Steelworkers claim Walter Energy violated Labour Relations Code

Steelworkers claim Walter Energy violated Labour Relations Code

Mike Carter, Chetwynd Echo

TUMBLER RIDGE – The United Steelworkers, Local 1-424 (USW) allege that Walter Energy was in violation of BC Labour laws in its handling of the closure of the Wolverine mine.

In mid-April workers at the mine arrived by bus to the work site only to find the gates shuttered. Mine managers escorted workers to a boardroom were they were told their employment had been temporarily suspended, along with any further mining operations.

The USW filed an application with the Labour Relation Board on May 9, 2014 alleging that Walter Energy should have advised the Union of their plans to close the Wolverine mine and work with the union on an adjustment plan, as is required under Section 54 of the BC labour Relation Code, which would require the company give 60 days notice to the union.
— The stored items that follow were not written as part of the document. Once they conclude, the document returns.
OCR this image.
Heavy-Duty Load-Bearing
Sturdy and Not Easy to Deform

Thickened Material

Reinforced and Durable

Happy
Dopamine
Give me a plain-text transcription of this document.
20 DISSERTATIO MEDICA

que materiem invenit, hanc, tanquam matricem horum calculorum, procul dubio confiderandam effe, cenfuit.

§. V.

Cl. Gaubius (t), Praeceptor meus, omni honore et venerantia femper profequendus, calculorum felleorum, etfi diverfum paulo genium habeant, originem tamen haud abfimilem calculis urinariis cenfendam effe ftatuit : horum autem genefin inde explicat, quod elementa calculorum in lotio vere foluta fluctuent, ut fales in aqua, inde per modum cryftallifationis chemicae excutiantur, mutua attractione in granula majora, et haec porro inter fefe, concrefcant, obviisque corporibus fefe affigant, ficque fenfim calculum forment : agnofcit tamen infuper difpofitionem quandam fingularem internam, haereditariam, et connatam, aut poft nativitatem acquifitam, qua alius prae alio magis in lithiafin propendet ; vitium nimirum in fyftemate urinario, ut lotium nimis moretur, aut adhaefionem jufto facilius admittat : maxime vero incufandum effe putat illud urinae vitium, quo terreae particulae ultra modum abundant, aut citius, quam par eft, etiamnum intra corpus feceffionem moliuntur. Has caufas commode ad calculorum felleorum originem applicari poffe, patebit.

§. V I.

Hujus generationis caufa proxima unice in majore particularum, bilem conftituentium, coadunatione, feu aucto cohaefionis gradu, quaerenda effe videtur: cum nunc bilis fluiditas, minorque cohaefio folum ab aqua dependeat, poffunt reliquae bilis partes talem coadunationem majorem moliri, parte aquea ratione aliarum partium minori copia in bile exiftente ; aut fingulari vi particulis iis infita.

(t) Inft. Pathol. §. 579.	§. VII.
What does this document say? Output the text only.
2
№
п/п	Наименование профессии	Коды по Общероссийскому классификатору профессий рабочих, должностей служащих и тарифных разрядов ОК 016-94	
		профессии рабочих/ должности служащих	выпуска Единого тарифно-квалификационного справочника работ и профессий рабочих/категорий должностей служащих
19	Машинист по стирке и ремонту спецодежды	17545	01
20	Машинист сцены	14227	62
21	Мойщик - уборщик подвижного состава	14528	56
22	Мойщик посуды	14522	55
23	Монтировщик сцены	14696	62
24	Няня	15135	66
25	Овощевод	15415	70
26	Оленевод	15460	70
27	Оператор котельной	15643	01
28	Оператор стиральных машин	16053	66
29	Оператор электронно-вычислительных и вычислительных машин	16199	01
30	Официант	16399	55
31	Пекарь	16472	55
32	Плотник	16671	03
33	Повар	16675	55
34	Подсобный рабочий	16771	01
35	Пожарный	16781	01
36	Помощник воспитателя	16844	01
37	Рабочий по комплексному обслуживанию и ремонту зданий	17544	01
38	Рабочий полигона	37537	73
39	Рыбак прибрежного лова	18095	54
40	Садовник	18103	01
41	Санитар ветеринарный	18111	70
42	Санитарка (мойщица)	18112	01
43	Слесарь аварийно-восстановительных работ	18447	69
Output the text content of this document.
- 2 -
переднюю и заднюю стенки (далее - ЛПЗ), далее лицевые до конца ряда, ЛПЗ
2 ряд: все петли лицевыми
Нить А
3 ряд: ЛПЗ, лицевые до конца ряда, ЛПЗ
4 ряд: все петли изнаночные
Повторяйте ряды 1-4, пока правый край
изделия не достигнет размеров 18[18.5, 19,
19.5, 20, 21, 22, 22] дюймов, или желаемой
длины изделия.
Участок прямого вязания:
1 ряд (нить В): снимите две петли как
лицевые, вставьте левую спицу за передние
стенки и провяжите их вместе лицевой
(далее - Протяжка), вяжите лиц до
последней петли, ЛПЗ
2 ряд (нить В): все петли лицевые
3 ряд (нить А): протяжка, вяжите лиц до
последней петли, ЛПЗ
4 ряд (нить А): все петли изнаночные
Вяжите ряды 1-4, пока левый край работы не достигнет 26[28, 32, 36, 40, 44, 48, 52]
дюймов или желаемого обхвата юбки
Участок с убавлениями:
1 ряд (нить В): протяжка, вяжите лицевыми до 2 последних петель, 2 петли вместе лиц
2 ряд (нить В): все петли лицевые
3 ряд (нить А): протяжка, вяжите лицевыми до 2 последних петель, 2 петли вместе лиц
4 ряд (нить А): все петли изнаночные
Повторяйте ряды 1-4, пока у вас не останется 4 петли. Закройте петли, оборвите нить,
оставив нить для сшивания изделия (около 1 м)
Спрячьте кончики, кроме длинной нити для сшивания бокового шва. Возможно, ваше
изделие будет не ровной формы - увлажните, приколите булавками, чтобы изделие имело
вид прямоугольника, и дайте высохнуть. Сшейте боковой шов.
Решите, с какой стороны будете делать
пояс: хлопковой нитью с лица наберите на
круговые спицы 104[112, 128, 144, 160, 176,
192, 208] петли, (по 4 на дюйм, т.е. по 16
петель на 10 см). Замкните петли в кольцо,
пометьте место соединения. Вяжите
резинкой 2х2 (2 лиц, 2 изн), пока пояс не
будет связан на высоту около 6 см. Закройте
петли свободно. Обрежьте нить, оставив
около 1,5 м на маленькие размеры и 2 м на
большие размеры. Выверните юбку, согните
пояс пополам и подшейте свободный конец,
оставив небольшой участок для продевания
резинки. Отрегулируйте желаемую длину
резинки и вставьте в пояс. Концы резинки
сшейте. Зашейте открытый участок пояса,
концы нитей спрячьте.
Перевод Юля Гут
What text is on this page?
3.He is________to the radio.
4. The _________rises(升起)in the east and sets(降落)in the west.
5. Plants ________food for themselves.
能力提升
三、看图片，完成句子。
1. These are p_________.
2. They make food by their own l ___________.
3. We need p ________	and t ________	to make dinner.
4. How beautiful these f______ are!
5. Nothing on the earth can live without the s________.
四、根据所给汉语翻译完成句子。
Walter Energy has responded to the union’s application, and the union is currently working on their response.

In addition, the USW claims that a $500 working in the north allowance also be restored to it’s workers. That claim will go before arbitration on July 7.

“The way Walter Energy dealt with the closure is disgusting. Over the years we have deal with many closures and unfortunately some act the way Walter Energy has; but most deal with employees in a respectful manner,” USW, local 1-424 president Frank Everitt wrote to his members.

“Over the past several we have met with Walter Energy representatives several times, and what has become clear to us is that Walter Energy is not going to live up to their responsibilities under the terms of the collective agreement or their responsibilities under any provincial regulation.”

The union submitted, via its lawyers, that it hoped to use May 28 and 29 to arbitrate this matter with Walter Energy. The company responded that it would not be available to negotiate on these dates.

The union has also filed grievances on behalf of members who claim they have not been paid their floater holiday properly.

“The company has prorated this payment which resulted in everyone receiving 8 hours pay for the two floater holidays,” Everitt wrote. “This is wrong everyone should have been paid 24 hours pay which is equivalent to two days pay.”

In addition, several other grievances have been filled pertaining to members who believe they should have been recalled to work on what has been called a Skeleton Crew.

“We had many discussions with the company on this issue but unfortunately issues with the Seniority list being incorrect as well as the skills profile the company has given to us being incorrect,” Everitt said.

Individual grievances with union members who believe they were suspended or discharged without just cause will also be brought forward in the coming weeks.